Will yet more tax cuts make us more “competitive” as Finance Minister Flaherty said in his economic update? If the figures of the World Economic Forum — the most elitist international forum on the planet — are to be believed, more tax cuts will actually have the reverse effect. In 1999, the year before Paul Martin introduced his huge tax cuts, Canada was 5th in the competitiveness sweepstakes. After seven years of tax cuts we are in 16th place. Who beats us? Amongst others, the Nordic countries, which collect half their GDP in taxes each year. Nine of the 15 countries ahead of us have higher taxes.

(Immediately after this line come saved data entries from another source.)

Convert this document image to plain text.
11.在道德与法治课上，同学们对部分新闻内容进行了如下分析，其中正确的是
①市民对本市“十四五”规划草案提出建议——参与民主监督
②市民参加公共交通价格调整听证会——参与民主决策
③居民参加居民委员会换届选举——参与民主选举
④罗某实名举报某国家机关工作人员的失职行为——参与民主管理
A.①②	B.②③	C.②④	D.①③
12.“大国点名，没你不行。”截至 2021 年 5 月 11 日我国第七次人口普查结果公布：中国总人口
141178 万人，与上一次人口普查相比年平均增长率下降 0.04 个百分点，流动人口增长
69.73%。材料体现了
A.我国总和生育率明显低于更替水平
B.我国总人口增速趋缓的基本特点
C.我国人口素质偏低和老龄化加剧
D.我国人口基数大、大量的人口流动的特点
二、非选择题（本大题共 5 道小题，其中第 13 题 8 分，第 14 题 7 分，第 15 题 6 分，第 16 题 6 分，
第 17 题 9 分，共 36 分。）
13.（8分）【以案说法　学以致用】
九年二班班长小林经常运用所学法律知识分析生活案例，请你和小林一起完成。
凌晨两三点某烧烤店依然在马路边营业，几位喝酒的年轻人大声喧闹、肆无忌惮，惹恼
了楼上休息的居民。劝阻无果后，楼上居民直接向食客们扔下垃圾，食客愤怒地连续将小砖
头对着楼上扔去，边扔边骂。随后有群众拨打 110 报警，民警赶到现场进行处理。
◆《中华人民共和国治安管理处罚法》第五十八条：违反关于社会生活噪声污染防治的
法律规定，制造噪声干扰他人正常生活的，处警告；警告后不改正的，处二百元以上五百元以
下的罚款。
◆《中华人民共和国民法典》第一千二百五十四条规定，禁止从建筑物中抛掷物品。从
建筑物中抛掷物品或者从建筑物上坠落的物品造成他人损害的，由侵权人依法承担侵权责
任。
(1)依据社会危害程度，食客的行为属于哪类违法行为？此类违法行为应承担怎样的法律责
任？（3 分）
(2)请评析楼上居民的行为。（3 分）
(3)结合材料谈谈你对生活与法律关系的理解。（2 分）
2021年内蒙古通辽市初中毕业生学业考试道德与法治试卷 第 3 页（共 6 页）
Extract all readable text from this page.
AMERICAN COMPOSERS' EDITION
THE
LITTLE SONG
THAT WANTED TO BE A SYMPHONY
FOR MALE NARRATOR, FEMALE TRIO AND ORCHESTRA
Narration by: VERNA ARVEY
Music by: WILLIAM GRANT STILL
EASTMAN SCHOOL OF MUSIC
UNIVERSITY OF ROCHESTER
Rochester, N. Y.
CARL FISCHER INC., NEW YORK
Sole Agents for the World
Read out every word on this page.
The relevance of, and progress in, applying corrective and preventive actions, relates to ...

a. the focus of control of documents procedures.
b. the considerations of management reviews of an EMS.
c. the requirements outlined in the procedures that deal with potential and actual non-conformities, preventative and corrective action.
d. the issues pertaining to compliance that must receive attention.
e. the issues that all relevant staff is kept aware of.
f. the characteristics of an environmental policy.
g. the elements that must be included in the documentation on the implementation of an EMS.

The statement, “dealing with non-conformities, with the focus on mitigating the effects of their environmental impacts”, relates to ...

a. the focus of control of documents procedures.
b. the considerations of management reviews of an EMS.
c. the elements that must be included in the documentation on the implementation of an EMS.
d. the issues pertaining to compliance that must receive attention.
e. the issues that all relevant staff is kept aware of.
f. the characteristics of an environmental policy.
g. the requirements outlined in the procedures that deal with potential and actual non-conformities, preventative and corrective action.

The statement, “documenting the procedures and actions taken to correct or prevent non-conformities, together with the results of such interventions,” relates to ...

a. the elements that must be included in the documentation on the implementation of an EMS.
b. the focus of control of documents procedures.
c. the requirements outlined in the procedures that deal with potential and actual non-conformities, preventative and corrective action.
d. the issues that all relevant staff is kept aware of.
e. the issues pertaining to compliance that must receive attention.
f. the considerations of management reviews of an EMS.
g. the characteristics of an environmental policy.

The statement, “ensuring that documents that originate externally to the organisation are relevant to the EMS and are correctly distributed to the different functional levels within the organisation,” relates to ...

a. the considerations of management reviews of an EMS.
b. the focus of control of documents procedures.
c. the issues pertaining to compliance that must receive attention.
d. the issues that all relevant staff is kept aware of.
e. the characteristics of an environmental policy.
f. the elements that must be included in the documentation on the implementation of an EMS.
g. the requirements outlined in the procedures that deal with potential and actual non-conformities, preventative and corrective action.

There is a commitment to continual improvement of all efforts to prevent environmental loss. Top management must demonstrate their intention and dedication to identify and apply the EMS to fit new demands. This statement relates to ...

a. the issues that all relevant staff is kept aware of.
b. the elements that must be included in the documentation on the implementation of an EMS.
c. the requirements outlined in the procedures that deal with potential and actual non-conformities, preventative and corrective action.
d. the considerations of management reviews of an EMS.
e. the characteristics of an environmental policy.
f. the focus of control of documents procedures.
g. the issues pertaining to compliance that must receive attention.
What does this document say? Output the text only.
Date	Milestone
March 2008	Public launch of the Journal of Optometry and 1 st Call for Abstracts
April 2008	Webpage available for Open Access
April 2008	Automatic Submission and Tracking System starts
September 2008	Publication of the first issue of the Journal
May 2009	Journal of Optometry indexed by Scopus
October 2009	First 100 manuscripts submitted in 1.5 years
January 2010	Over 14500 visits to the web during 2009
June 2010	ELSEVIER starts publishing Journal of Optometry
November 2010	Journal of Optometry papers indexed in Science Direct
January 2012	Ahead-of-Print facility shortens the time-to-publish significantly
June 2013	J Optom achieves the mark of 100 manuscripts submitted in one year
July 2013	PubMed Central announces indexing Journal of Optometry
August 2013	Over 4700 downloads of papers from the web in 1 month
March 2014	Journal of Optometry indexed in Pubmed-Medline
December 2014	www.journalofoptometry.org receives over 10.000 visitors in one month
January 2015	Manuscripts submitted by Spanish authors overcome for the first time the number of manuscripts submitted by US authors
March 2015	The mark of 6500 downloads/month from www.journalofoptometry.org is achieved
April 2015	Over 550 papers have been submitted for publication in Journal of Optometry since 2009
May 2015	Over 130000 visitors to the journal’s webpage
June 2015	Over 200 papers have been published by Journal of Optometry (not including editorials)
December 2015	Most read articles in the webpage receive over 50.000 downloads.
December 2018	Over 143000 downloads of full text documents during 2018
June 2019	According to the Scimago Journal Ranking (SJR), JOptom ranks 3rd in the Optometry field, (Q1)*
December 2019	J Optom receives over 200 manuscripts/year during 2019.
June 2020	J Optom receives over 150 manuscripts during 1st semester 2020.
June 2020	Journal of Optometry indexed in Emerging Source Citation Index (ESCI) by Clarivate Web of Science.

This draconian slashing has nothing to do with competitiveness. It is ideology run amok. It is no secret that Stephen Harper has a visceral contempt for what Canada became after the Second World War. But he can’t get rid of government directly so his plan is to gradually starve it to death. The relentless attack on the tax base creates the useful crisis corporate governments need to justify cutting social programs, environmental protection and other social riles of government. Keep cutting taxes and revenue and eventually you get deficits.

The continuing savaging of government revenue is the throwing down of the gauntlet by the right to all those who support activist, social democratic government. The problem is that no one in the constellation of Canadian progressive groups, including national unions, seems willing to take up that gauntlet. While these groups are making admirable efforts to keep medicare public, to lower tuition fees, to establish universal child care, to create social housing and increase foreign aid, none of them have yet taken on the critical, national task of fighting tax cuts. Yet all of these things depend on government revenue. Without that revenue any political victories on these issues will be pyrrhic ones.

It is long past time that civil society organizations, especially national unions, take up the challenge presented by massive reductions in government revenue. Let’s mobilize Canadians around the conviction that taxes are the price we pay for a civilized society.